What will be the impact of the second generation of alliances? “I believe it will be in cost savings and efficiencies,” said Mario Cordero, the former commission chair who recently resigned to head the port of Long Beach.
But the information sharing and joint contracting that has come with the new generation of alliances does raise “serious concerns by stakeholders in the shipping community because of the potential for anticompetitive behavior.”
“Alliances are not permanent mergers like those reviewed by DOJ,” noted FMC chair Michael Khoury, “but are much more dynamic arrangements that…preserve price and service competition between and among participants. The ocean common carrier members of the alliance do obtain efficiencies and cost-savings that have historically been passed on to domestic consumers especially when healthy competition exists among vessel operators.”
According to Khoury, ocean carriers within each alliance continue to compete on pricing. They also add and withdraw vessels from trades which demonstrates “that competition remains in both vessel capacity decisions and pricing decisions within the alliances.”

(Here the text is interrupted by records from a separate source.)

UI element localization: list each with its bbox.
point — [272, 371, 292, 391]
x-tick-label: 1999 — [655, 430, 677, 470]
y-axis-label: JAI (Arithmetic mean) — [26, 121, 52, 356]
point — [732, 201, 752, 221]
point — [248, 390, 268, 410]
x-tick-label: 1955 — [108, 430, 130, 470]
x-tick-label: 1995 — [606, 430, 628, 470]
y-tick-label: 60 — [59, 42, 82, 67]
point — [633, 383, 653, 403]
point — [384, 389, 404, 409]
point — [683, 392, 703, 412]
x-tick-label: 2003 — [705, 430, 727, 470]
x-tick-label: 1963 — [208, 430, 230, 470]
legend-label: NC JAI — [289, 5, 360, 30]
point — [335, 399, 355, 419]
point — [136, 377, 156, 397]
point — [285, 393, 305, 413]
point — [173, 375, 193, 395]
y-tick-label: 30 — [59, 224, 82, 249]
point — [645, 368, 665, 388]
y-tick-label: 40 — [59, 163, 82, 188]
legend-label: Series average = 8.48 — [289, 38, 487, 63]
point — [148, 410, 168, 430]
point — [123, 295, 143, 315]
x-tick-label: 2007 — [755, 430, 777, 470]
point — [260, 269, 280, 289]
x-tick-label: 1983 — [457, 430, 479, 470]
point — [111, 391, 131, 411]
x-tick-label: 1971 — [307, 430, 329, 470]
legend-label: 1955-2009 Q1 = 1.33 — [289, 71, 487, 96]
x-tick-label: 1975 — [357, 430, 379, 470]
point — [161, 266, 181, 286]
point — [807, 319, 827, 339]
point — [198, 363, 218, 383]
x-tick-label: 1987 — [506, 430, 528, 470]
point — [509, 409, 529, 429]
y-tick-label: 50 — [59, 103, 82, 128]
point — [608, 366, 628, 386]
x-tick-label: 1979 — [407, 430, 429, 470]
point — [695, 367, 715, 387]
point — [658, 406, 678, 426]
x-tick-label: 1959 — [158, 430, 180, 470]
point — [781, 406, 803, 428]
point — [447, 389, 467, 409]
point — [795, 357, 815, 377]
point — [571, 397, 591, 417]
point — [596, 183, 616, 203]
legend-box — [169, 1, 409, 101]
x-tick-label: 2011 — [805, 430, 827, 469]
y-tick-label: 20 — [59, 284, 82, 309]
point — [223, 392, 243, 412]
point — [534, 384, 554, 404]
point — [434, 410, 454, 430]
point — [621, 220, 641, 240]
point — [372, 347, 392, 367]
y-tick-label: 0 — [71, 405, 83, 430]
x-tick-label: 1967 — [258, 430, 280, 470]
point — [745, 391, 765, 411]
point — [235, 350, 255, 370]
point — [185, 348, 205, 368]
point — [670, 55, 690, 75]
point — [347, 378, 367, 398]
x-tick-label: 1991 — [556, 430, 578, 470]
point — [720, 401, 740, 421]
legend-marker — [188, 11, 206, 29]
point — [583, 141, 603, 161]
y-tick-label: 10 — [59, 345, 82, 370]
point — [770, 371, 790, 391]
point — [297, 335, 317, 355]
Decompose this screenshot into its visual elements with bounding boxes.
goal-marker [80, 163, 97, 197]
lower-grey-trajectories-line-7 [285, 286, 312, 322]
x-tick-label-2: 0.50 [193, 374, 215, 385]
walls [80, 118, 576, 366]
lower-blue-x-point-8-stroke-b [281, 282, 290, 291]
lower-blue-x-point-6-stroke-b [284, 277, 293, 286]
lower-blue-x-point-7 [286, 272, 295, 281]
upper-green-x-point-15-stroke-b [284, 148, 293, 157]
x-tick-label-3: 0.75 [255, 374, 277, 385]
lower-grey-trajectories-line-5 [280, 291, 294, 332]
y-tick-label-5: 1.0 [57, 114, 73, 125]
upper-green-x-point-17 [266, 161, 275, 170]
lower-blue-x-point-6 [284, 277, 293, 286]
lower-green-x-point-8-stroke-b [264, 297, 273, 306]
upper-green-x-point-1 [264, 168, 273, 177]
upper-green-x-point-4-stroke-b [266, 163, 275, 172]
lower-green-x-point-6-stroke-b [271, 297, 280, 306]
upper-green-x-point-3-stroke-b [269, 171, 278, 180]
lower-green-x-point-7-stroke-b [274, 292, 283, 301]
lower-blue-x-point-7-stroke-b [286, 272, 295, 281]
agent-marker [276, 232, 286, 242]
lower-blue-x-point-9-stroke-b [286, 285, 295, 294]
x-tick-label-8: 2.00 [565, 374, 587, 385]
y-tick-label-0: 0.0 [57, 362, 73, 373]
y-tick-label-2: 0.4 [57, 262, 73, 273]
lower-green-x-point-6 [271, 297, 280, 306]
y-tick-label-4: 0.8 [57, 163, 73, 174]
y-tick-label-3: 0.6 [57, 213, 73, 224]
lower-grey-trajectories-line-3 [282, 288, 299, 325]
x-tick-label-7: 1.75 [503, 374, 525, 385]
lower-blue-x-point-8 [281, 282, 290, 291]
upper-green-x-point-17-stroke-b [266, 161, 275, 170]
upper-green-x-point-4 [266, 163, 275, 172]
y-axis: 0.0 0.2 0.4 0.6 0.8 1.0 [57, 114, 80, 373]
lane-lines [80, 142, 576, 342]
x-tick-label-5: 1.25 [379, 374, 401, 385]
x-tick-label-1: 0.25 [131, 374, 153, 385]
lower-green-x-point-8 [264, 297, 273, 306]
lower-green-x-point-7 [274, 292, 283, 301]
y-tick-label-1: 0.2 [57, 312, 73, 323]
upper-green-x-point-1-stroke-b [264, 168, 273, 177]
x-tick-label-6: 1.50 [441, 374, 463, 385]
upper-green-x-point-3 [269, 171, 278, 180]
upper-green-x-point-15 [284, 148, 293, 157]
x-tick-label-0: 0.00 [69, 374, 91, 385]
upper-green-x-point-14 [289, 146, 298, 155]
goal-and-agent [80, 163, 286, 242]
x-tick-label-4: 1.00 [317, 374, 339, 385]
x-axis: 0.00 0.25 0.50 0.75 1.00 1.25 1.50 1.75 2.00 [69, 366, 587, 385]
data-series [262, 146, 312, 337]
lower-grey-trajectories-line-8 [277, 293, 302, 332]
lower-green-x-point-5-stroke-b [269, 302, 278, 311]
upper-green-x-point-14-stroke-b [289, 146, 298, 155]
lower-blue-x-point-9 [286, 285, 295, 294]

As far industry concentration, it remains well below the level that would raise alarms in the Justics Department’s Antitrust Division. According to Khoury, the division uses the Herfindahl-Herschman Index (HHI) to assess industry concentration. DOJ’s merger guidelines regards markets as not concentrated if the HHI is below 1,500. Following the latest merger, the HHI for the container shipping industry in the international US trades today is 752.
Khoury credits the alliance structure with facilitating “the survival of independent companies, preserving competition, and averting further industry concentration.” “The interests of the American shipping public and the American consumer will not be well served,” he noted, “if carrier consolidations ultimately result in only a handful of mega-carriers remaining to transporting the nation’s cargo.”